Konuyu ilk defa Ocak 2020''de BBC Türkçe''de Fundanur Öztürk, "Avrupa piyasalarında bin metreküp doğal gazın fiyatı ortalama 120 Dolar seviyesindeyken Türkiye bin metreküp doğal gazı yaklaşık 280 Dolar seviyesinden (1.660 TL) alıyor, BOTAŞ''ın güncel tarifesine göre ise bin m3 satış fiyatı 1251 TL." tespitiyle gündeme getirmişti. O zaman ben de defalarca aradaki farkın sebebini sormuş ama hiçbir cevap alamamıştım...

***

Çok ilginç propaganda yöntemleri kullanılıyor. İktidar, kendi mensuplarının işlediği bütün suçları, yansıtma yöntemiyle sanki muhalefet işlemiş gibi gösteriyor!

Tabii muhalefet de eleştirilmelidir ama doğal gazı bu kadar pahalı alan ve aradaki farkı izah edemeyen kimdir?

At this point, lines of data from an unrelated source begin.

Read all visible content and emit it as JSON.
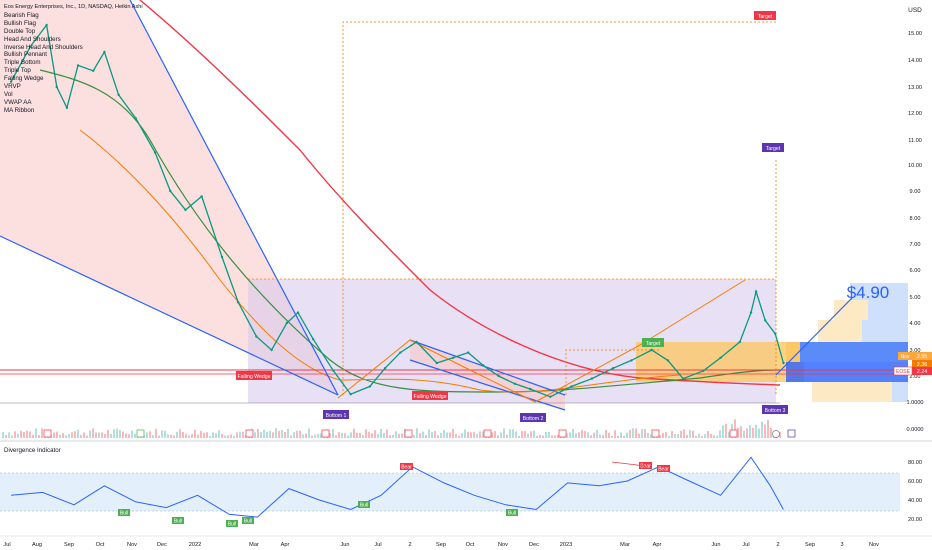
{
  "header": {
    "title": "Eos Energy Enterprises, Inc., 1D, NASDAQ, Heikin Ashi"
  },
  "indicators": [
    "Bearish Flag",
    "Bullish Flag",
    "Double Top",
    "Head And Shoulders",
    "Inverse Head And Shoulders",
    "Bullish Pennant",
    "Triple Bottom",
    "Triple Top",
    "Falling Wedge",
    "VRVP",
    "Vol",
    "VWAP AA",
    "MA Ribbon"
  ],
  "currency": "USD",
  "price_axis": [
    "15.00",
    "14.00",
    "13.00",
    "12.00",
    "11.00",
    "10.00",
    "9.00",
    "8.00",
    "7.00",
    "6.00",
    "5.00",
    "4.00",
    "3.00",
    "2.00",
    "1.0000",
    "0.0000"
  ],
  "time_axis": [
    "Jul",
    "Aug",
    "Sep",
    "Oct",
    "Nov",
    "Dec",
    "2022",
    "Mar",
    "Apr",
    "Jun",
    "Jul",
    "Sep",
    "Oct",
    "Nov",
    "Dec",
    "2023",
    "Mar",
    "Apr",
    "Jun",
    "Jul",
    "Sep",
    "Oct",
    "Nov"
  ],
  "time_axis_labels": [
    "Jul",
    "Aug",
    "Sep",
    "Oct",
    "Nov",
    "Dec",
    "2022",
    "Mar",
    "Apr",
    "Jun",
    "Jul",
    "2",
    "Sep",
    "Oct",
    "Nov",
    "Dec",
    "2023",
    "Mar",
    "Apr",
    "Jun",
    "Jul",
    "2",
    "Sep",
    "3",
    "Nov"
  ],
  "pattern_labels": {
    "falling_wedge_1": "Falling Wedge",
    "falling_wedge_2": "Falling Wedge",
    "bottom_1": "Bottom 1",
    "bottom_2": "Bottom 2",
    "bottom_3": "Bottom 3",
    "target_1": "Target",
    "target_2": "Target",
    "target_3": "Target"
  },
  "annotation": "$4.90",
  "price_tags": {
    "label_a": "2.55",
    "label_b": "2.36",
    "ticker": "EOSE",
    "last": "2.24",
    "mini": "Nov"
  },
  "oscillator": {
    "title": "Divergence Indicator",
    "axis": [
      "80.00",
      "60.00",
      "40.00",
      "20.00"
    ],
    "bull_label": "Bull",
    "bear_label": "Bear"
  },
  "colors": {
    "bull_label": "#4caf50",
    "bear_label": "#f23645",
    "bottom_label": "#5e35b1",
    "wedge_label": "#f23645",
    "target_label": "#f23645",
    "ma_red": "#f23645",
    "ma_green": "#388e3c",
    "ma_orange": "#f57c00",
    "wedge_blue": "#2962ff"
  },
  "chart_data": {
    "type": "line",
    "title": "Eos Energy Enterprises, Inc., 1D, NASDAQ, Heikin Ashi",
    "ylim": [
      0,
      15.6
    ],
    "price_series": [
      {
        "x": "2021-07-01",
        "y": 13.2
      },
      {
        "x": "2021-07-20",
        "y": 14.5
      },
      {
        "x": "2021-08-05",
        "y": 15.3
      },
      {
        "x": "2021-08-15",
        "y": 13.0
      },
      {
        "x": "2021-08-25",
        "y": 12.2
      },
      {
        "x": "2021-09-05",
        "y": 13.8
      },
      {
        "x": "2021-09-20",
        "y": 13.6
      },
      {
        "x": "2021-10-01",
        "y": 14.3
      },
      {
        "x": "2021-10-15",
        "y": 12.7
      },
      {
        "x": "2021-11-01",
        "y": 11.8
      },
      {
        "x": "2021-11-20",
        "y": 10.5
      },
      {
        "x": "2021-12-05",
        "y": 9.0
      },
      {
        "x": "2021-12-20",
        "y": 8.3
      },
      {
        "x": "2022-01-05",
        "y": 8.8
      },
      {
        "x": "2022-01-25",
        "y": 6.5
      },
      {
        "x": "2022-02-10",
        "y": 4.8
      },
      {
        "x": "2022-02-28",
        "y": 3.5
      },
      {
        "x": "2022-03-15",
        "y": 3.0
      },
      {
        "x": "2022-03-30",
        "y": 4.0
      },
      {
        "x": "2022-04-10",
        "y": 4.4
      },
      {
        "x": "2022-04-25",
        "y": 3.4
      },
      {
        "x": "2022-05-15",
        "y": 2.2
      },
      {
        "x": "2022-06-01",
        "y": 1.3
      },
      {
        "x": "2022-06-20",
        "y": 1.6
      },
      {
        "x": "2022-07-05",
        "y": 2.3
      },
      {
        "x": "2022-07-20",
        "y": 2.9
      },
      {
        "x": "2022-08-05",
        "y": 3.3
      },
      {
        "x": "2022-08-25",
        "y": 2.5
      },
      {
        "x": "2022-09-10",
        "y": 2.7
      },
      {
        "x": "2022-09-25",
        "y": 2.9
      },
      {
        "x": "2022-10-10",
        "y": 2.4
      },
      {
        "x": "2022-10-25",
        "y": 2.0
      },
      {
        "x": "2022-11-10",
        "y": 1.7
      },
      {
        "x": "2022-11-25",
        "y": 1.5
      },
      {
        "x": "2022-12-15",
        "y": 1.2
      },
      {
        "x": "2023-01-05",
        "y": 1.6
      },
      {
        "x": "2023-01-25",
        "y": 1.9
      },
      {
        "x": "2023-02-15",
        "y": 2.3
      },
      {
        "x": "2023-03-05",
        "y": 2.6
      },
      {
        "x": "2023-03-25",
        "y": 3.0
      },
      {
        "x": "2023-04-10",
        "y": 2.6
      },
      {
        "x": "2023-04-25",
        "y": 1.9
      },
      {
        "x": "2023-05-15",
        "y": 2.2
      },
      {
        "x": "2023-06-01",
        "y": 2.7
      },
      {
        "x": "2023-06-20",
        "y": 3.3
      },
      {
        "x": "2023-07-01",
        "y": 4.4
      },
      {
        "x": "2023-07-06",
        "y": 5.2
      },
      {
        "x": "2023-07-15",
        "y": 4.1
      },
      {
        "x": "2023-07-25",
        "y": 3.6
      },
      {
        "x": "2023-08-02",
        "y": 2.5
      }
    ],
    "oscillator_series": [
      {
        "x": "2021-07-01",
        "y": 45
      },
      {
        "x": "2021-08-01",
        "y": 48
      },
      {
        "x": "2021-09-01",
        "y": 35
      },
      {
        "x": "2021-10-01",
        "y": 55
      },
      {
        "x": "2021-11-01",
        "y": 38
      },
      {
        "x": "2021-12-01",
        "y": 32
      },
      {
        "x": "2022-01-01",
        "y": 45
      },
      {
        "x": "2022-02-01",
        "y": 25
      },
      {
        "x": "2022-03-01",
        "y": 22
      },
      {
        "x": "2022-04-01",
        "y": 52
      },
      {
        "x": "2022-05-01",
        "y": 40
      },
      {
        "x": "2022-06-01",
        "y": 30
      },
      {
        "x": "2022-07-01",
        "y": 45
      },
      {
        "x": "2022-08-01",
        "y": 75
      },
      {
        "x": "2022-09-01",
        "y": 58
      },
      {
        "x": "2022-10-01",
        "y": 45
      },
      {
        "x": "2022-11-01",
        "y": 35
      },
      {
        "x": "2022-12-01",
        "y": 30
      },
      {
        "x": "2023-01-01",
        "y": 58
      },
      {
        "x": "2023-02-01",
        "y": 55
      },
      {
        "x": "2023-03-01",
        "y": 60
      },
      {
        "x": "2023-04-01",
        "y": 75
      },
      {
        "x": "2023-05-01",
        "y": 60
      },
      {
        "x": "2023-06-01",
        "y": 45
      },
      {
        "x": "2023-07-01",
        "y": 85
      },
      {
        "x": "2023-07-20",
        "y": 55
      },
      {
        "x": "2023-08-02",
        "y": 30
      }
    ]
  }
}
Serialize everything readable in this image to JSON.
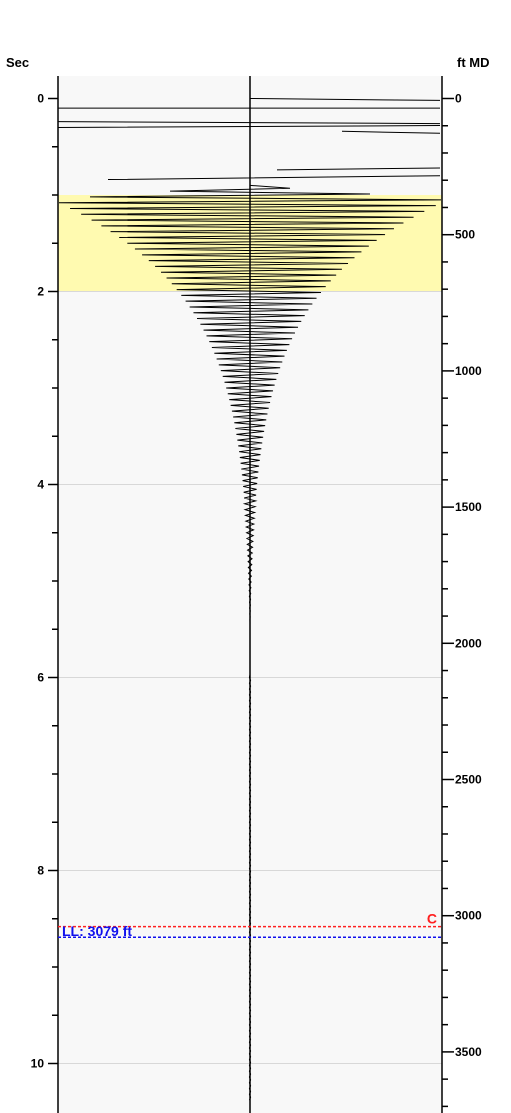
{
  "chart_data": {
    "type": "line",
    "left_axis": {
      "label": "Sec",
      "range": [
        -0.2,
        10.35
      ],
      "ticks": [
        0,
        2,
        4,
        6,
        8,
        10
      ],
      "minor_step": 0.5
    },
    "right_axis": {
      "label": "ft MD",
      "range": [
        -40,
        3740
      ],
      "ticks": [
        0,
        500,
        1000,
        1500,
        2000,
        2500,
        3000,
        3500
      ],
      "minor_step": 100
    },
    "highlight_band": {
      "from_sec": 1.0,
      "to_sec": 2.0,
      "color": "#fffab0"
    },
    "gridlines_sec": [
      2,
      4,
      6,
      8,
      10
    ],
    "trace": {
      "type": "decaying-oscillation",
      "center_line": true,
      "start_sec": 0.0,
      "onset_sec": 0.9,
      "peak_sec": 1.05,
      "decay_to_zero_sec": 6.0,
      "approx_period_sec": 0.06
    },
    "markers": [
      {
        "label": "C",
        "depth_ft": 3040,
        "color": "#ff2020",
        "style": "dashed"
      },
      {
        "label": "LL: 3079 ft",
        "depth_ft": 3079,
        "color": "#1010ee",
        "style": "dashed"
      }
    ]
  }
}
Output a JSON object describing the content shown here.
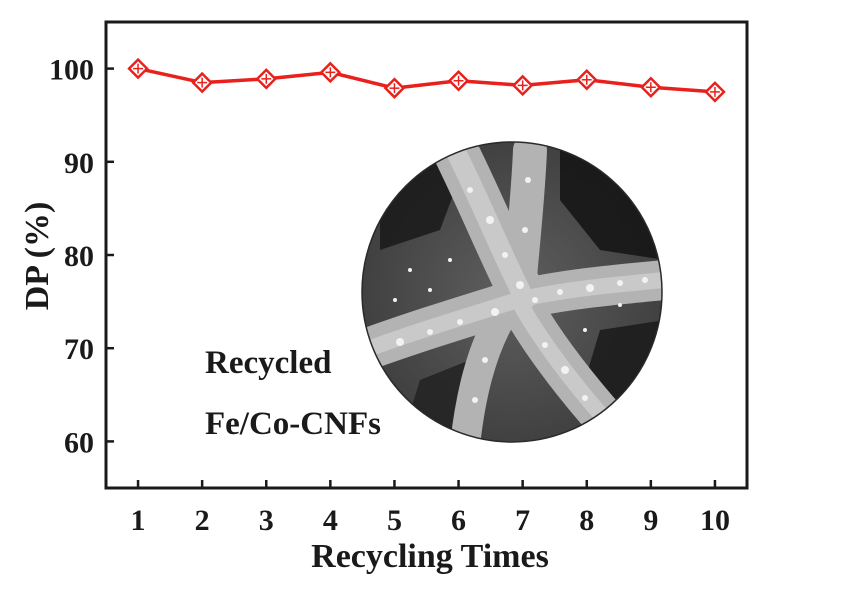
{
  "chart_data": {
    "type": "line",
    "xlabel": "Recycling Times",
    "ylabel": "DP (%)",
    "xlim": [
      0.5,
      10.5
    ],
    "ylim": [
      55,
      105
    ],
    "x": [
      1,
      2,
      3,
      4,
      5,
      6,
      7,
      8,
      9,
      10
    ],
    "x_ticks": [
      "1",
      "2",
      "3",
      "4",
      "5",
      "6",
      "7",
      "8",
      "9",
      "10"
    ],
    "y_ticks": [
      "60",
      "70",
      "80",
      "90",
      "100"
    ],
    "y_tick_values": [
      60,
      70,
      80,
      90,
      100
    ],
    "series": [
      {
        "values": [
          100.0,
          98.5,
          98.9,
          99.6,
          97.9,
          98.7,
          98.2,
          98.8,
          98.0,
          97.5
        ],
        "color": "#e8211c",
        "marker": "diamond-open"
      }
    ],
    "grid": false,
    "annotation": {
      "lines": [
        "Recycled",
        "Fe/Co-CNFs"
      ]
    },
    "inset": {
      "kind": "SEM micrograph (circular inset)"
    }
  }
}
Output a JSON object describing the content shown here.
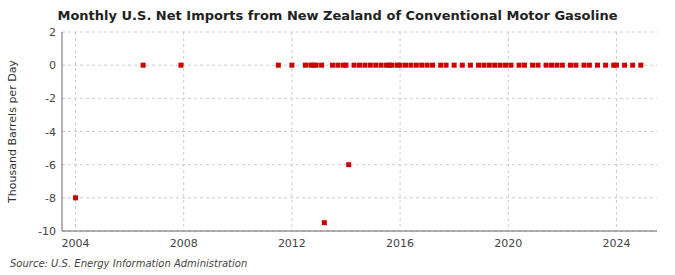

Gazeteci Metin Cihan''ın ortaya çıkardığı paralel devlet yapılanmasını ve çürümeyi gösteren "TÜGVA listeleri" skandalının sorumlusu kimdir?

Veya Sedat Peker''in ortaya çıkardığı Kolombiya-Venezuela-Türkiye uyuşturucu hattının ve gemiyle getirilen 4 ton 900 kilo kokainin sorumlusu kimdir?

Sahi ülke yönetimine kimler talip olabilir? Siyasi meşruiyeti dışarıda bulanlar mı?